Dr. Harith Yassin Shakir
L'expérience poétique et la créativité... Avant le déchargement, après le remplissage
Dr. Harith Yassine Shukr
Université d'Al-Anbar – Faculté des Lettres
Dit R. G. Collingwood, dont j'ai emprunté les deux termes (déchargement et remplissage) pour intituler cet article : « Toute émotion, si elle est considérée du point de vue dynamique, passe par deux phases : la phase de remplissage ou d'excitation, et la phase de déchargement » (Collingwood, Les principes de l'art : 146). La première phase fait référence à l'expérience, c'est-à-dire la phase avant la création, tandis que la seconde fait référence à la phase après la création, c'est-à-dire la phase d'illumination, qui implique la reconfiguration de l'expérience dans de nouveaux mondes. Ou, pour être plus précis : le début du mouvement et du passage du niveau de (vision) au niveau de (vision), en partant des mécanismes de pensée, d'analyse et d'expression qui médiatisent ces deux phases. Ainsi en est-il, exactement, du monde de la poésie : c'est un récapitulatif de l'expérience, c'est-à-dire du sujet, et d'autres matériaux. Ou, pour être plus précis, c'est : l'expérience dans sa nouvelle présence esthétique.

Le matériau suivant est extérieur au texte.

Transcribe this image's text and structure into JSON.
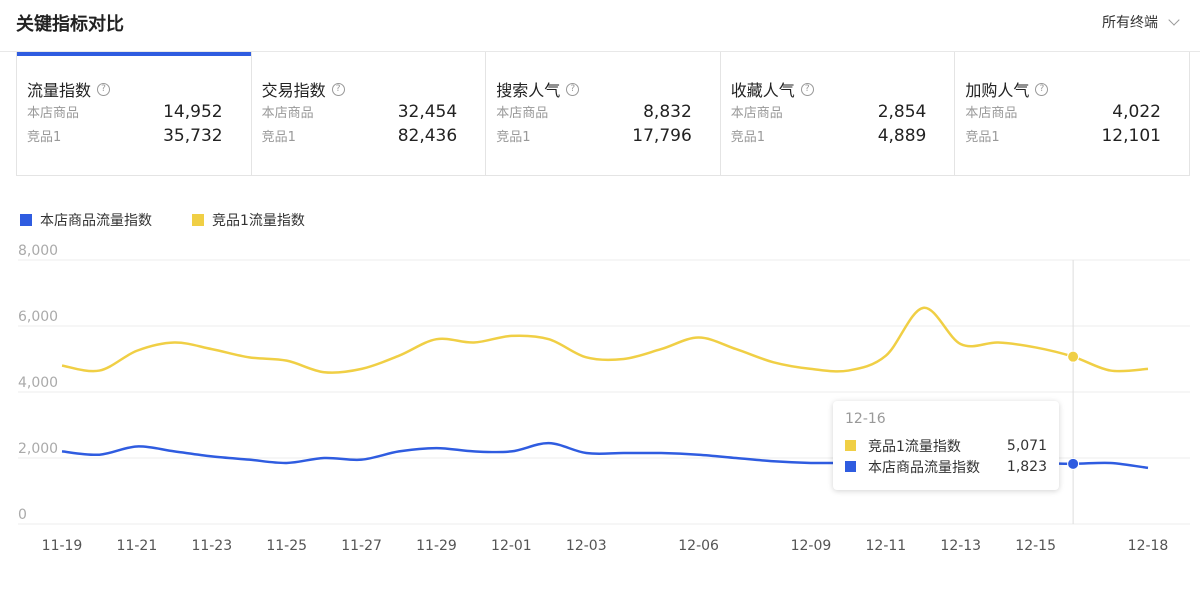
{
  "header": {
    "title": "关键指标对比",
    "terminal_select": "所有终端"
  },
  "cards": [
    {
      "name": "流量指数",
      "rows": [
        {
          "label": "本店商品",
          "value": "14,952"
        },
        {
          "label": "竞品1",
          "value": "35,732"
        }
      ]
    },
    {
      "name": "交易指数",
      "rows": [
        {
          "label": "本店商品",
          "value": "32,454"
        },
        {
          "label": "竞品1",
          "value": "82,436"
        }
      ]
    },
    {
      "name": "搜索人气",
      "rows": [
        {
          "label": "本店商品",
          "value": "8,832"
        },
        {
          "label": "竞品1",
          "value": "17,796"
        }
      ]
    },
    {
      "name": "收藏人气",
      "rows": [
        {
          "label": "本店商品",
          "value": "2,854"
        },
        {
          "label": "竞品1",
          "value": "4,889"
        }
      ]
    },
    {
      "name": "加购人气",
      "rows": [
        {
          "label": "本店商品",
          "value": "4,022"
        },
        {
          "label": "竞品1",
          "value": "12,101"
        }
      ]
    }
  ],
  "help_glyph": "?",
  "tooltip": {
    "date": "12-16",
    "rows": [
      {
        "name": "竞品1流量指数",
        "value": "5,071",
        "color": "#f0cf45"
      },
      {
        "name": "本店商品流量指数",
        "value": "1,823",
        "color": "#2f5ce0"
      }
    ]
  },
  "chart_data": {
    "type": "line",
    "x": [
      "11-19",
      "11-20",
      "11-21",
      "11-22",
      "11-23",
      "11-24",
      "11-25",
      "11-26",
      "11-27",
      "11-28",
      "11-29",
      "11-30",
      "12-01",
      "12-02",
      "12-03",
      "12-04",
      "12-05",
      "12-06",
      "12-07",
      "12-08",
      "12-09",
      "12-10",
      "12-11",
      "12-12",
      "12-13",
      "12-14",
      "12-15",
      "12-16",
      "12-17",
      "12-18"
    ],
    "x_ticks": [
      "11-19",
      "11-21",
      "11-23",
      "11-25",
      "11-27",
      "11-29",
      "12-01",
      "12-03",
      "12-06",
      "12-09",
      "12-11",
      "12-13",
      "12-15",
      "12-18"
    ],
    "y_ticks": [
      "0",
      "2,000",
      "4,000",
      "6,000",
      "8,000"
    ],
    "ylim": [
      0,
      8000
    ],
    "series": [
      {
        "name": "本店商品流量指数",
        "color": "#2f5ce0",
        "values": [
          2200,
          2100,
          2350,
          2200,
          2050,
          1950,
          1850,
          2000,
          1950,
          2200,
          2300,
          2200,
          2200,
          2450,
          2150,
          2150,
          2150,
          2100,
          2000,
          1900,
          1850,
          1850,
          1850,
          1850,
          1850,
          1850,
          1850,
          1823,
          1850,
          1700
        ]
      },
      {
        "name": "竞品1流量指数",
        "color": "#f0cf45",
        "values": [
          4800,
          4650,
          5250,
          5500,
          5300,
          5050,
          4950,
          4600,
          4700,
          5100,
          5600,
          5500,
          5700,
          5600,
          5050,
          5000,
          5300,
          5650,
          5300,
          4900,
          4700,
          4650,
          5100,
          6550,
          5450,
          5500,
          5350,
          5071,
          4650,
          4700
        ]
      }
    ],
    "highlight_index": 27,
    "grid": true,
    "legend": "top-left"
  }
}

Le processus créatif a été interprété de nombreuses manières, variant selon les écoles de pensée et leurs fondements théoriques, certains disant qu'il s'agit de simples inspirations diaboliques, d'autres affirmant qu'il s'agit d'un don divin réservé à certaines personnes. Des interprétations psychologiques ont également dépeint l'artiste comme une personnalité anormale. Pendant ce temps, les interprétations sociales partent de l'inspiration du véritable rôle que joue la société dans le processus de création artistique ; l'artiste n'est pas une créature divine descendue du ciel, mais une créature terrestre vivant dans un environnement esthétique de nature sociale, répondant à une série de stimuli artistiques spécifiques, et influencée par un ensemble de courants esthétiques dominants, de sorte que si son environnement social changeait, cela entraînerait un bouleversement dans son œuvre créative artistique (Zakaria Ibrahim, Le problème de l'art : 116-121). Le processus créatif a également été interprété de manière rationnelle, affirmant que « l'œuvre créative est un acte habile et conscient qui se réalise à travers un être humain ayant pris le contrôle de lui-même et de sa volonté » (Mustafa Abdu, La philosophie de la beauté : 52).
Sur la base de cette compréhension, l'expérience a été définie comme : un aspect psychologique interne qui comprend les moments, les mécanismes et les dynamiques psychologiques allant de la naissance du problème à la réalisation du produit créatif » (Roshka, Créativité générale et spécifique : 31). Elle a également été définie comme : « une tendance ou un ensemble de tendances cherchant à revenir à un état de calme et de tranquillité après la vibration » (Richards, La science et la poésie : 373).
Face à cette diversité, nous voyons que l'une des meilleures façons de présenter l'expérience poétique est de la présenter à travers ses centres d'action qui la mettent en évidence, ce que le critique Mohammed Abdel Muttalib a souligné et formulé de manière précise en trois points :
Premier centre : La zone extérieure avec tous ses composants réalistes et imaginaires.
Deuxième centre : La zone intérieure, qui représente une zone d'attraction pour le premier centre, où une sorte d'interaction psychologique et mentale se réalise entre les deux, une interaction déséquilibrée où la zone intérieure domine, reformant l'extérieur pour qu'il soit en accord avec elle.
Troisième centre : Se manifeste par le retour des deux zones précédentes vers l'extérieur à nouveau dans une formulation ayant ses caractéristiques esthétiques divergentes de la formulation habituelle ou informative (Mohammed Abdel Muttalib, Sources de la production poétique : 52).
Ce troisième centre représente la dernière étape de l'expérience poétique en tant qu'acte créatif artistique, c'est la phase de déchargement, ou pour utiliser l'expression de Saleh Abd al-Sabour, la phase de « coloration et d'habilitation » (Abd al-Sabour, Ma vie en poésie : 16), qui est la phase essentielle qui suit la phase de remplissage ; en effet, l'idée ou l'expérience n'est pas considérée comme une création artistique, au sens direct du terme, à moins qu'elle ne passe par cette phase.